WP7. Lifelong improvement of multi-modal human-robot interaction
The main goal of this package is the implementation of agents able to allow lifelong social interaction, using natural interaction channels, between the social robot and people living in the smart home.
It is a challenging target to create robots that are able to continuously learn and adapt their behavior to the user personality, preferences, and profile. In the assistive robotics context, behavior adaptation must address both short-term changes, that allow the robot to adapt to the particular context of each HRI process, and long-term changes, that allow the robot to set long-term (lifelong) relations with certain people. These special conditions of lifelong HRI processes require new features and data sources to be included in our current developments, being these design and integration works addressed in the following tasks:
T7.1 Auditory perception for multiple sources localization and audio enhancement
In real environments the abilities of the robot auditory system are of special interest when interacting with users. Usually an undetermined number of sound sources can be present simultaneously in a room: e.g. a person speaking while a radio is on in the room and the noise of an electrical appliance can be listened as well. In this scene, the robot should be able to enhance the audio coming from one of them, which will guarantee a good performance in the interaction tasks such as the dialogue process, emotion recognition based on voice or people tracking. But also, the knowledge about the other sources is useful as it can contribute to construct the inner model robot surroundings (WP3). Even these sources could be labeled in order to categorize in some way the acoustical sources. So special effort will be made on the development of methods for the unsupervised detection of sound sources and the audio separation, where the UJA team has some recent experience.

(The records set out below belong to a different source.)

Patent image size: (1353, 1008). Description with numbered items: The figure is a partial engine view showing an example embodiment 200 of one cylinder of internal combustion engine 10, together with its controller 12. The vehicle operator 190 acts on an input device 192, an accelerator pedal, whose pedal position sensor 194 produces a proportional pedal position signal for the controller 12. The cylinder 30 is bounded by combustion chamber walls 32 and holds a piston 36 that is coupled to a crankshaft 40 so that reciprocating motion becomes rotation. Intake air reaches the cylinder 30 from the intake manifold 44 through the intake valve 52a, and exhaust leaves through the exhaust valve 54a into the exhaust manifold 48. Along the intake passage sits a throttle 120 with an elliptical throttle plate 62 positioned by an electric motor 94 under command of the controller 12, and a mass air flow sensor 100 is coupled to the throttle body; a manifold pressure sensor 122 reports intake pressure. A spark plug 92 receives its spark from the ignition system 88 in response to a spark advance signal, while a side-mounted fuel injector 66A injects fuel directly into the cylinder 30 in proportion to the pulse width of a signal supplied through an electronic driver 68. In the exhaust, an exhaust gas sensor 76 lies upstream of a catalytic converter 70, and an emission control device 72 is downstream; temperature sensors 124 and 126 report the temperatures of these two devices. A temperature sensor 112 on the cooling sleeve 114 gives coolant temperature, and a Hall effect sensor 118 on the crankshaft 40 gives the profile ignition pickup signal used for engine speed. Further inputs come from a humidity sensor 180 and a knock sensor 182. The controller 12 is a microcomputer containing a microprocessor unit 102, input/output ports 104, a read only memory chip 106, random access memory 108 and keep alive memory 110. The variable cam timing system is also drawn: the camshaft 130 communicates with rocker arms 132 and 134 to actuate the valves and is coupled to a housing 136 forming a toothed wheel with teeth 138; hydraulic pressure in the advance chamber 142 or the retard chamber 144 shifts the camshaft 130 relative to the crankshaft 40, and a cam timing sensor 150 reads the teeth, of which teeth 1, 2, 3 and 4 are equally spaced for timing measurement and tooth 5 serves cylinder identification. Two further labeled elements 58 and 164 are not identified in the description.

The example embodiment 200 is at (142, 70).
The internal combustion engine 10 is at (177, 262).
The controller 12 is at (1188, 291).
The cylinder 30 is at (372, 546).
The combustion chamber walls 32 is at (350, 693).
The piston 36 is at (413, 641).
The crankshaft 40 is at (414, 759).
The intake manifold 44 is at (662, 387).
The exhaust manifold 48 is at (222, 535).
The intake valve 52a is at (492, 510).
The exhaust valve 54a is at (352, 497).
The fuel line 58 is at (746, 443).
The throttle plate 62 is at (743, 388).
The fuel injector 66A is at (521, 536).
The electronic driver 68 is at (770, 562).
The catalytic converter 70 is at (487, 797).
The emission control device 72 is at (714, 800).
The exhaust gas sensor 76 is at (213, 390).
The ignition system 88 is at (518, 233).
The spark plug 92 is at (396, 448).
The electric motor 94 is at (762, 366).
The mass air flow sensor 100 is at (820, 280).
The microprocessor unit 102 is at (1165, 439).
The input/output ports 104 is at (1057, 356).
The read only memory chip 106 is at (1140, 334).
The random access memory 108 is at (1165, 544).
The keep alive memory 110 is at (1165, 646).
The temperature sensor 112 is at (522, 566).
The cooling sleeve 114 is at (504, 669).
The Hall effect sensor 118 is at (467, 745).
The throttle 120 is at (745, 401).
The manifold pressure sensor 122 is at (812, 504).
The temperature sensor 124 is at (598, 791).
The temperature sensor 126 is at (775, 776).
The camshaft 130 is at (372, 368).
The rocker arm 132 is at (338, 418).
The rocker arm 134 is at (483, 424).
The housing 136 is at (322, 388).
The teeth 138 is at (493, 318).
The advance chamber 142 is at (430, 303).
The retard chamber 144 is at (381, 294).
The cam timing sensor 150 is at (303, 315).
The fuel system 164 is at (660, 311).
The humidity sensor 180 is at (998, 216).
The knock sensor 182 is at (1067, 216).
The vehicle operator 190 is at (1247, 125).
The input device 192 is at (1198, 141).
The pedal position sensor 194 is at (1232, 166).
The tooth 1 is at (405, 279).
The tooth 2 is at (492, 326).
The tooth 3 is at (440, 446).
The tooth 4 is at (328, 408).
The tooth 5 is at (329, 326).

More specifically, next questions will be addressed: i) The evaluation of the number and the geometrical disposition of the microphones to be used. ii) The development of a novel method for the unsupervised detection of an unknown number of sound sources in real time. This method can incorporate an expert system to include adjustments associated with the acoustical properties of the room. iii) The labelling of the detected sound sources and enhancement of the audio source of interest. iv) How the features of the active sound sources are analyzed to be incorporated into the inner model.
T7.2 Selective attentional mechanism based on audio-visual information fusion
Social robots should direct and share attention with people interacting with them. Different approaches follow bio-inspired mechanisms, merging audio and visual cues to localize a person using multiple sensors. In this task we will employ a Bayesian approach in order to improve the attentional mechanism, taking into consideration audio and visual cues related to the spatial localization of the user in a holistic way, based on the integration of saliency maps.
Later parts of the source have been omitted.